Bug 10412 - restriction of "bookmark" to <a>/<area> is arbitrary
Summary: restriction of "bookmark" to <a>/<area> is arbitrary
Status: RESOLVED WONTFIX
Alias: None
Product: HTML WG
Classification: Unclassified
Component: pre-LC1 HTML5 spec (editor: Ian Hickson) (show other bugs)
Version: unspecified
Hardware: PC Windows NT
: P2 normal
Target Milestone: ---
Assignee: Ian 'Hixie' Hickson
QA Contact: HTML WG Bugzilla archive list
URL: http://dev.w3.org/html5/spec/Overview...
Whiteboard:
Keywords: TrackerIssue
Depends on:
Blocks:
 
Reported: 2010-08-21 18:11 UTC by Julian Reschke
Modified: 2010-10-04 13:57 UTC (History)
5 users (show)

See Also:


Attachments

Description Julian Reschke 2010-08-21 18:11:25 UTC
The definition of bookmark changed from HTML4:

  "Refers to a bookmark. A bookmark is a link to a key entry point within an extended document. The title attribute may be used, for example, to label the bookmark. Note that several bookmarks may be defined in each document." -- <http://www.w3.org/TR/html4/types.html#type-links>

to

  "The bookmark keyword may be used with a and area elements. This keyword creates a hyperlink.

The bookmark keyword gives a permalink for the nearest ancestor article element of the linking element in question, or of the section the linking element is most closely associated with, if there are no ancestor article elements." -- <http://dev.w3.org/html5/spec/Overview.html#link-type-bookmark>

This is quite a radical change, and it would be nice if somebody could provide data showing that bookmark indeed isn't used the way defined in HTML4.

Separate from that it's totally unclear why bookmark is restricted to <a>/<area> - why shouldn't it also provide a permalink for the whole document when appearing on <link>?

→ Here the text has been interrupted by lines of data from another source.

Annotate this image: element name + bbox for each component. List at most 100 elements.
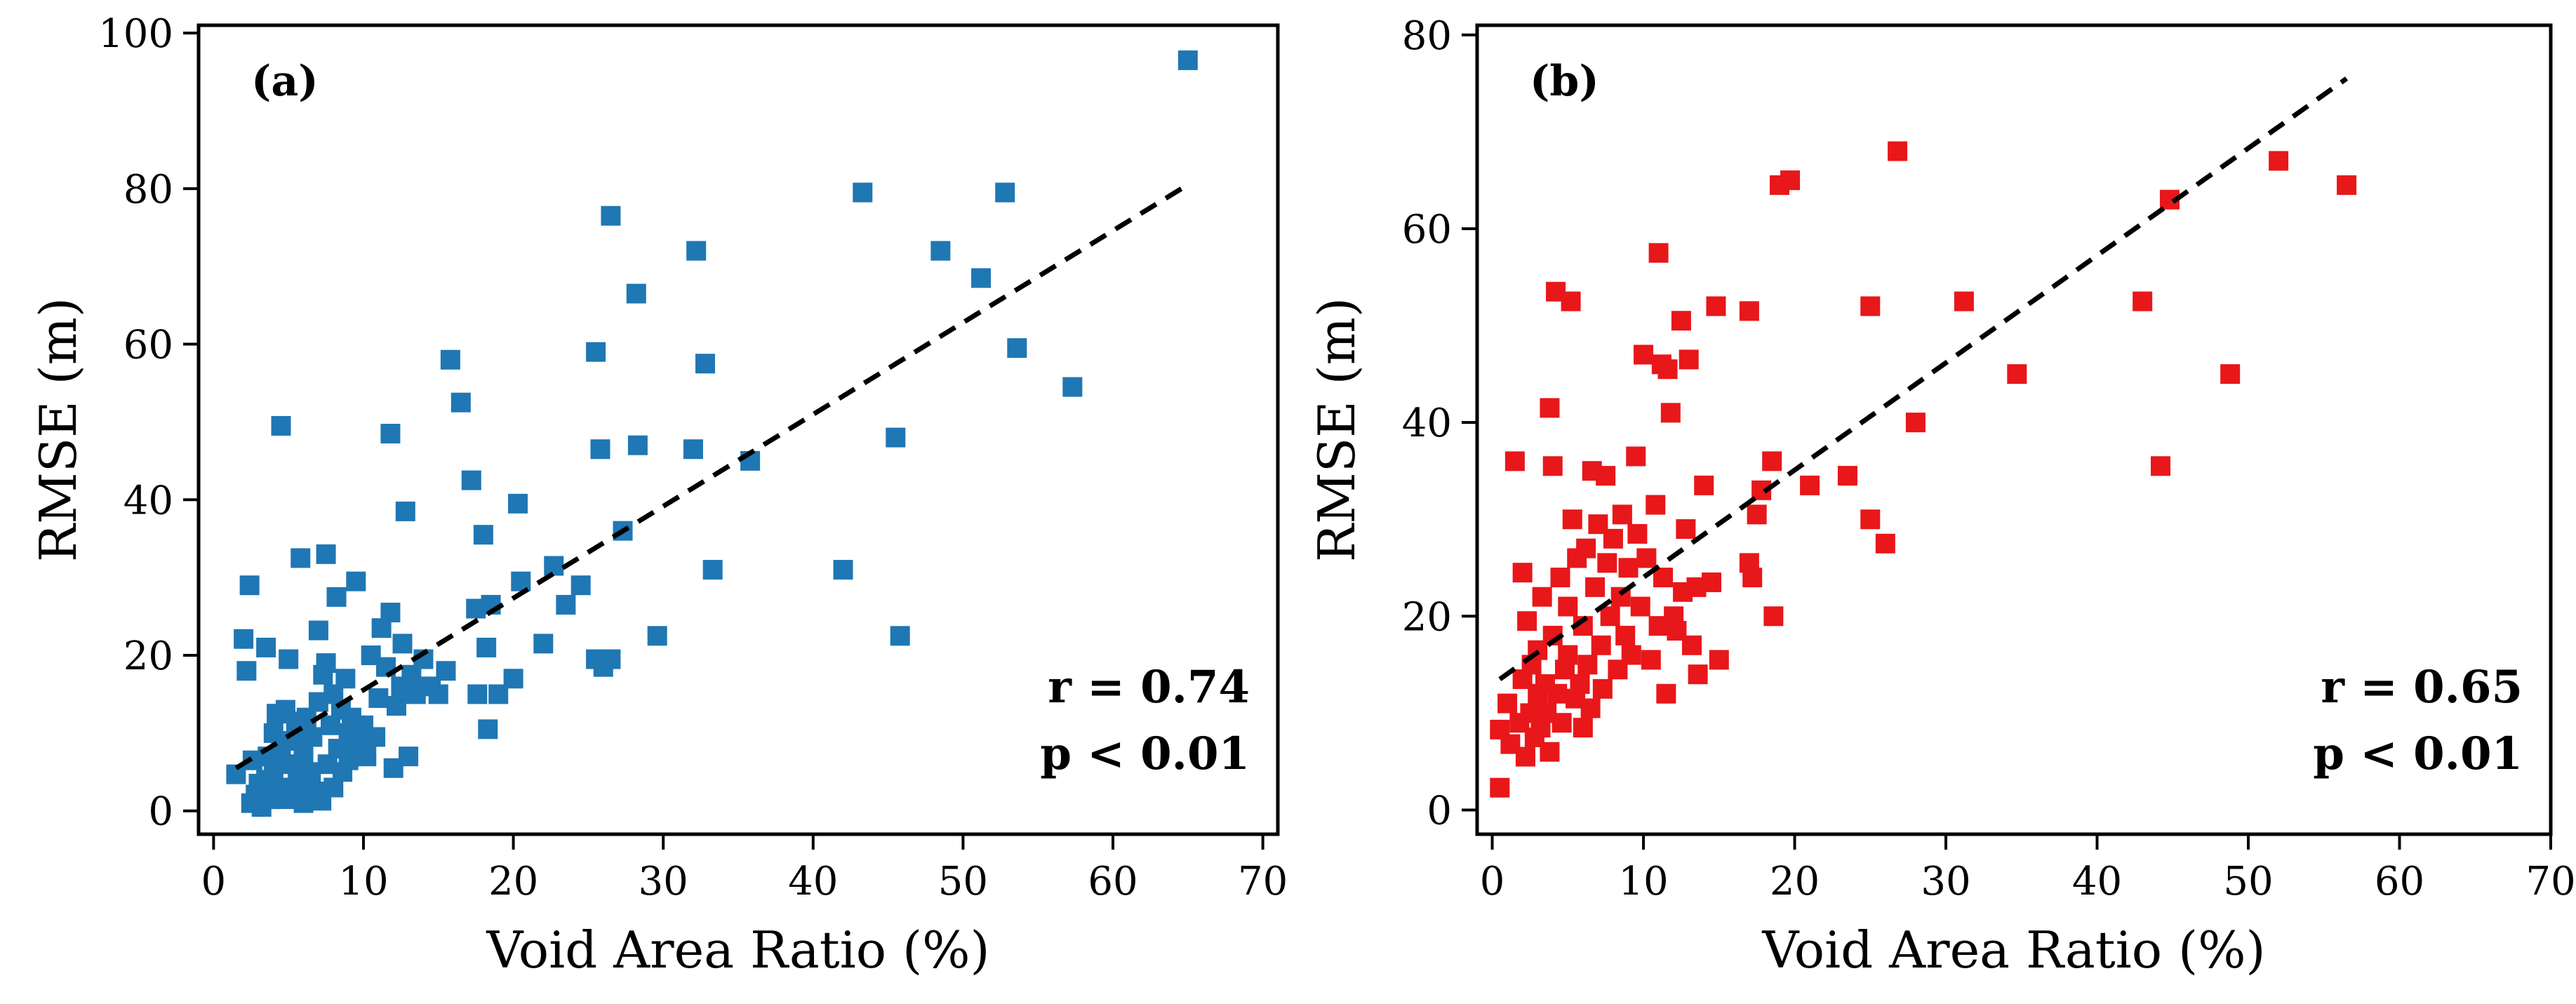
data-point: [356, 747, 377, 767]
data-point: [1591, 635, 1611, 655]
data-point: [308, 620, 328, 641]
data-point: [1597, 553, 1617, 573]
data-point: [1646, 495, 1666, 515]
data-point: [533, 634, 554, 654]
y-tick-label: 60: [1402, 207, 1452, 253]
correlation-label: r = 0.74: [1048, 661, 1250, 714]
x-tick-label: 10: [1618, 859, 1668, 904]
data-point: [395, 501, 415, 521]
data-point: [1177, 50, 1198, 70]
data-point: [2220, 364, 2241, 384]
data-point: [440, 349, 460, 370]
data-point: [1621, 645, 1641, 665]
data-point: [279, 649, 299, 669]
data-point: [236, 661, 257, 681]
data-point: [428, 684, 448, 704]
correlation-label: r = 0.65: [2321, 661, 2523, 714]
plot-frame: [196, 23, 1280, 836]
data-point: [1888, 141, 1908, 161]
data-point: [1747, 504, 1767, 525]
p-value-label: p < 0.01: [2313, 728, 2523, 780]
data-point: [1600, 606, 1620, 627]
data-point: [271, 415, 291, 436]
data-point: [890, 626, 910, 646]
data-point: [886, 427, 906, 448]
data-point: [467, 684, 488, 704]
data-point: [1542, 456, 1563, 476]
data-point: [1905, 413, 1926, 433]
data-point: [1618, 558, 1639, 578]
data-point: [683, 439, 703, 460]
data-point: [1517, 611, 1537, 631]
data-point: [2151, 456, 2171, 476]
data-point: [586, 342, 606, 362]
data-point: [301, 762, 321, 782]
data-point: [1837, 466, 1857, 486]
data-point: [302, 727, 323, 747]
data-point: [1540, 742, 1560, 762]
data-point: [1800, 475, 1820, 495]
data-point: [1561, 291, 1581, 312]
data-point: [1875, 533, 1895, 554]
y-tick-label: 40: [124, 478, 173, 523]
data-point: [2337, 175, 2357, 195]
y-tick-label: 80: [124, 167, 173, 213]
data-point: [695, 354, 716, 374]
x-tick-label: 70: [1238, 859, 1288, 904]
x-tick-label: 0: [1480, 859, 1505, 904]
data-point: [1739, 301, 1759, 321]
data-point: [1626, 446, 1646, 467]
data-point: [647, 626, 667, 646]
data-point: [601, 649, 621, 669]
data-point: [511, 571, 531, 591]
data-point: [590, 439, 610, 460]
data-point: [544, 556, 564, 576]
data-point: [461, 470, 481, 490]
data-point: [1612, 504, 1632, 525]
data-point: [1648, 243, 1669, 263]
data-point: [570, 575, 591, 596]
data-point: [1592, 678, 1613, 699]
panel-a: 0 10 20 30 40 50 60 70 0 20 40 60 80 100 Void Area Rat…: [29, 11, 1288, 979]
data-point: [1636, 548, 1657, 568]
data-point: [1540, 398, 1560, 418]
data-point: [507, 493, 528, 514]
data-point: [234, 629, 254, 649]
x-tick-label: 20: [1770, 859, 1820, 904]
x-axis-title: Void Area Ratio (%): [1761, 921, 2265, 979]
data-point: [1657, 359, 1678, 380]
data-point: [1497, 693, 1518, 714]
data-point: [476, 637, 497, 657]
data-point: [1706, 296, 1726, 316]
data-point: [601, 206, 621, 226]
data-point: [386, 696, 406, 716]
data-point: [346, 571, 366, 591]
data-point: [1596, 466, 1616, 486]
data-point: [2007, 364, 2027, 384]
data-point: [1550, 568, 1570, 588]
data-point: [1656, 683, 1676, 704]
y-tick-label: 20: [124, 634, 173, 679]
data-point: [1558, 596, 1578, 617]
data-point: [256, 637, 276, 657]
data-point: [380, 603, 401, 623]
data-point: [1577, 655, 1598, 675]
data-point: [853, 182, 873, 203]
x-axis-title: Void Area Ratio (%): [486, 921, 989, 979]
y-tick-label: 40: [1402, 401, 1452, 446]
data-point: [1676, 519, 1696, 540]
data-point: [686, 241, 707, 261]
data-point: [1634, 344, 1654, 365]
data-point: [436, 661, 456, 681]
data-point: [2269, 151, 2289, 171]
trendline: [1498, 76, 2349, 681]
y-tick-label: 60: [124, 323, 173, 368]
data-point: [1682, 635, 1702, 655]
data-point: [1954, 291, 1974, 312]
data-point: [316, 544, 336, 564]
x-tick-label: 20: [488, 859, 538, 904]
x-tick-label: 0: [201, 859, 227, 904]
y-tick-label: 0: [148, 789, 173, 835]
data-point: [995, 182, 1015, 203]
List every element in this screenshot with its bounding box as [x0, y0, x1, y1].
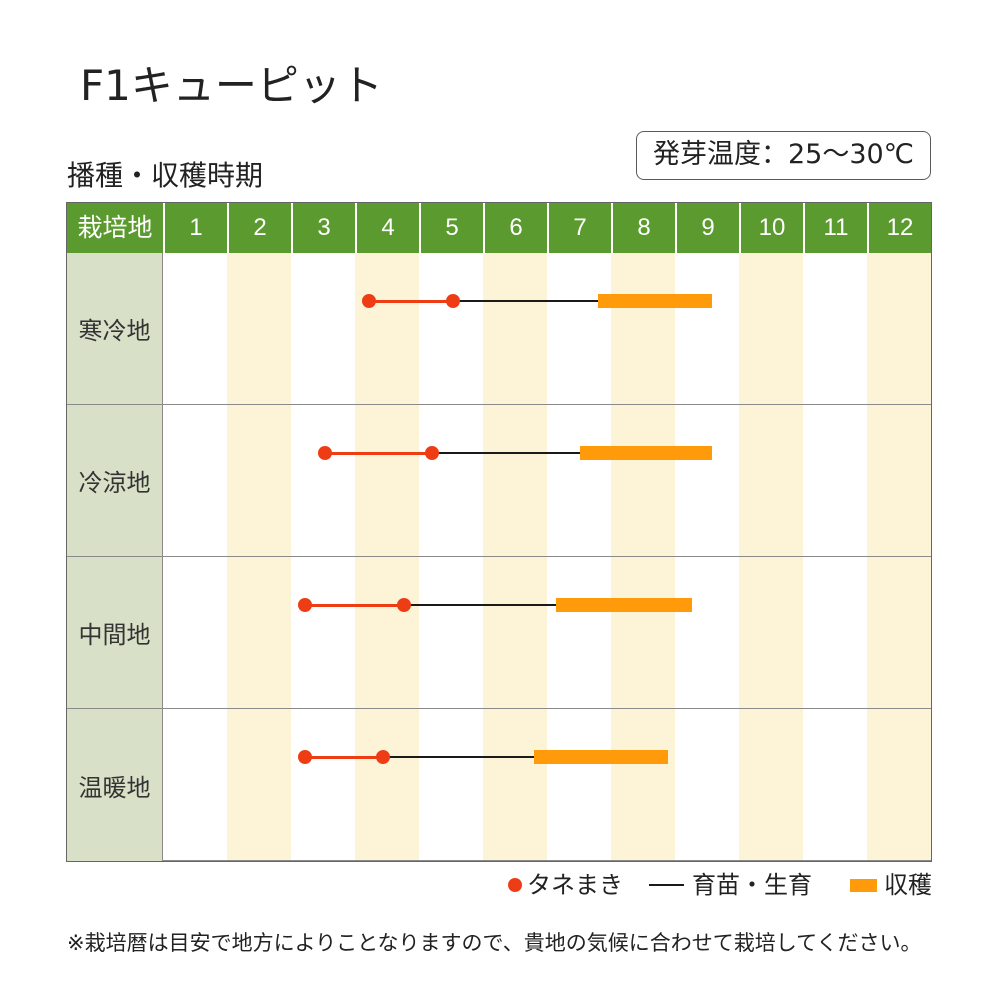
region-label-cold: 寒冷地 — [67, 253, 163, 405]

This is an arbitrary restriction which just complicates the registry (no matter where it is; separate issue)
Comment 1 Ian 'Hixie' Hickson 2010-08-21 21:50:34 UTC
EDITOR'S RESPONSE: This is an Editor's Response to your comment. If you are satisfied with this response, please change the state of this bug to CLOSED. If you have additional information and would like the editor to reconsider, please reopen this bug. If you would like to escalate the issue to the full HTML Working Group, please add the TrackerRequest keyword to this bug, and suggest title and text for the tracker issue; or you may create a tracker issue yourself, if you are able to do so. For more details, see this document:
   http://dev.w3.org/html5/decision-policy/decision-policy.html

Status: Rejected
Change Description: no spec change
Rationale: This describes what real-world usage of "bookmark" actually is -- namely, a permalink (e.g. for blog entries). It makes no sense to talk about page-wide permalinks... that's the document's address, by definition.